News

New maths to improve ore extraction, mining efficiency

Media Release, Tuesday 9 December 2003

Ore extraction in open-cut mines is set to become more efficient with the start of a two-year $350,000 project between the University of Melbourne and BHP Billiton.

The University and BHP Billiton have pooled their mathematical talents in an Australian Research Council (ARC) Linkage Project that will use the latest mathematical techniques to develop novel models and software to boost efficiency of mining operations and potentially add millions to the bottom line of mining companies.

BHP Billiton will contribute cash and in-kind funding of more than $240,000 to the project with the ARC contributing $110,000.
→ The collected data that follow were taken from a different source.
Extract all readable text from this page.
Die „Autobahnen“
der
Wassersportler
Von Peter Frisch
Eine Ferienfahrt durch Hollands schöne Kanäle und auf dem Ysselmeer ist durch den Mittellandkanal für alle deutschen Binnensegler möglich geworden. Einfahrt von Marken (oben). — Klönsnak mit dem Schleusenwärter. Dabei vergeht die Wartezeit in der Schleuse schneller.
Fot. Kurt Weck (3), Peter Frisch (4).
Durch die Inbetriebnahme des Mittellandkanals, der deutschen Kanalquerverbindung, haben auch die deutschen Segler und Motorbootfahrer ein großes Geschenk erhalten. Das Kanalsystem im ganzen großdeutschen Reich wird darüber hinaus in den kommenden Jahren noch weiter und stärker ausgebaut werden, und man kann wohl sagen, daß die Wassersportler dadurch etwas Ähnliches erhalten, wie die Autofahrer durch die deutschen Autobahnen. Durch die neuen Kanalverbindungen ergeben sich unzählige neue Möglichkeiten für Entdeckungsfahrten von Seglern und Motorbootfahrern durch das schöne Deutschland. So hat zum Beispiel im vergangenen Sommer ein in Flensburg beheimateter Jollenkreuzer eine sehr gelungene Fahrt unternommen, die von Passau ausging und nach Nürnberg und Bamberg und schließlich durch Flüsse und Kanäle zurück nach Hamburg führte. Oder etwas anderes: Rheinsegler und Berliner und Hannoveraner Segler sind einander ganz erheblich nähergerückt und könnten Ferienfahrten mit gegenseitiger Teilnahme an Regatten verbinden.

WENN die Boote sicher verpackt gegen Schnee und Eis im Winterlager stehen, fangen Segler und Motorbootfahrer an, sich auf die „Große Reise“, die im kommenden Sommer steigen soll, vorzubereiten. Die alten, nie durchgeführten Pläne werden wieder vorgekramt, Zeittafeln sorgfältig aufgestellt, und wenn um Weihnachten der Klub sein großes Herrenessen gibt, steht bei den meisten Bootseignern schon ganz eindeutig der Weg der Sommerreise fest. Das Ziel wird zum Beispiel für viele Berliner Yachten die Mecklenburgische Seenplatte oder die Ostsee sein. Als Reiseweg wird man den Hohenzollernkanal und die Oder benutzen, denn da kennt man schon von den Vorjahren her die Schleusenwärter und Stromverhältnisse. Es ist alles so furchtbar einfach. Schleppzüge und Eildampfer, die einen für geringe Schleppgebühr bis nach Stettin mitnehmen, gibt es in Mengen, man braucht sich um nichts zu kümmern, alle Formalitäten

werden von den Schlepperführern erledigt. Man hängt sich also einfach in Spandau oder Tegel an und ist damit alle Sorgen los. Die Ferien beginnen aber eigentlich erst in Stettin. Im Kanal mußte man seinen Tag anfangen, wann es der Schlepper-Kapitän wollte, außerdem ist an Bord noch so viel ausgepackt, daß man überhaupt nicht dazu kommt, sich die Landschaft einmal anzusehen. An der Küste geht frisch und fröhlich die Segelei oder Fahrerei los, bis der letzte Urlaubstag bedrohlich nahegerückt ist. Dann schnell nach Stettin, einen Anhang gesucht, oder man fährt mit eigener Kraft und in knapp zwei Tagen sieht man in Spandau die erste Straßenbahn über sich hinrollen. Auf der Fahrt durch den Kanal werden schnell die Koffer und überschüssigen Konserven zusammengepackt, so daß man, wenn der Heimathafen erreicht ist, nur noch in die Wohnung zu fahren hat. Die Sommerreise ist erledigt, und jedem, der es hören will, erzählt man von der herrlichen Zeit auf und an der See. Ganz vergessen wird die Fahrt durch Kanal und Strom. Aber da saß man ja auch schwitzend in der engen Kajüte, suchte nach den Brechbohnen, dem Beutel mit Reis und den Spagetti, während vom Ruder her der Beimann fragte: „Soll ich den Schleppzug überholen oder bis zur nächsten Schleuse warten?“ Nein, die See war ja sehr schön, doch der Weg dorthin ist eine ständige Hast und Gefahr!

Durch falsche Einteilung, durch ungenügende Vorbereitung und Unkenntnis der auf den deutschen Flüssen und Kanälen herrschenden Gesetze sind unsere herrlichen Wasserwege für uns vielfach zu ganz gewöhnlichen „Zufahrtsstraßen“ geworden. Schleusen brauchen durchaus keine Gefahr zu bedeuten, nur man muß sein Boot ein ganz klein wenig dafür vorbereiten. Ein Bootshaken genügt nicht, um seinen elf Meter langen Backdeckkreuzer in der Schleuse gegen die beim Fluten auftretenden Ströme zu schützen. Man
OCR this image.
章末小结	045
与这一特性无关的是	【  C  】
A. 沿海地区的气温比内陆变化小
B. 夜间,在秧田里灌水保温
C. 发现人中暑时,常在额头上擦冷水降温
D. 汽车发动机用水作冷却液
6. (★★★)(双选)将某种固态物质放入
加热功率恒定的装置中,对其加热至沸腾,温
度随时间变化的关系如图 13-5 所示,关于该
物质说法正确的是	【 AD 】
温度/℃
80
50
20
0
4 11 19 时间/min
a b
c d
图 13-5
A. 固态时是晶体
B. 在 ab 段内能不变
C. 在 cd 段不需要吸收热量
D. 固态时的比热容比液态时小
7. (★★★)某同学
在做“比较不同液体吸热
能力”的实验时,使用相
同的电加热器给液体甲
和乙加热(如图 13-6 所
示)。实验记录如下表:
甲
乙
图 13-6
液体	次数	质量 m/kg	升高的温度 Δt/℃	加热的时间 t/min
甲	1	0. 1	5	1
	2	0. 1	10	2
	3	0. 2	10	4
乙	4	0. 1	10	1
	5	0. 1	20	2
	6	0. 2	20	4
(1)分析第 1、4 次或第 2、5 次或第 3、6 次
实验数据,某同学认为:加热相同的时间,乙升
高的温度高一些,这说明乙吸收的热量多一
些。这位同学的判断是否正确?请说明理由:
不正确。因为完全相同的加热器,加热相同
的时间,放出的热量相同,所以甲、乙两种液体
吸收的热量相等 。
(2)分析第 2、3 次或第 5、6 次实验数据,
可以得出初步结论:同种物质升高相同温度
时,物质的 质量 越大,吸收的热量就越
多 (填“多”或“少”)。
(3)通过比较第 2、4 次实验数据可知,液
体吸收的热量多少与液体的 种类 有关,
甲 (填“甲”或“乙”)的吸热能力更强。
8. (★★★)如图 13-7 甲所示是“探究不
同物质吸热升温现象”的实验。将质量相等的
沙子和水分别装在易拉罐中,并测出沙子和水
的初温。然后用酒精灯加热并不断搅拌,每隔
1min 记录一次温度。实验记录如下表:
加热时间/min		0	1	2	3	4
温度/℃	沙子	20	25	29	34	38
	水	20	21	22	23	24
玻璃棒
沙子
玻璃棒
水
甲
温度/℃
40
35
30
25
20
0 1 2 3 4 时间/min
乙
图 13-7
The key elements to the modeling will allow mining companies to determine, for example, what the pit limit will be, what ore will be extracted and when, what amount of material will need to be extracted to reach the ore, what value the ore will have and if value-adding is a feasible option.

“The models will consider the uncertainties in mining operations and market conditions and allow BHP Billiton to better hedge themselves against these future uncertainties,” says the project’s principle investigator, Dr Natashia Boland from the University’s Department of Mathematics and Statistics.

“People using models to optimise mining operations often take as a given the quality and quantity of the ore underground, but a geologist can only give estimates of these things. Markets for minerals also vary dramatically as do the costs involved in extracting and processing the ore,” she says.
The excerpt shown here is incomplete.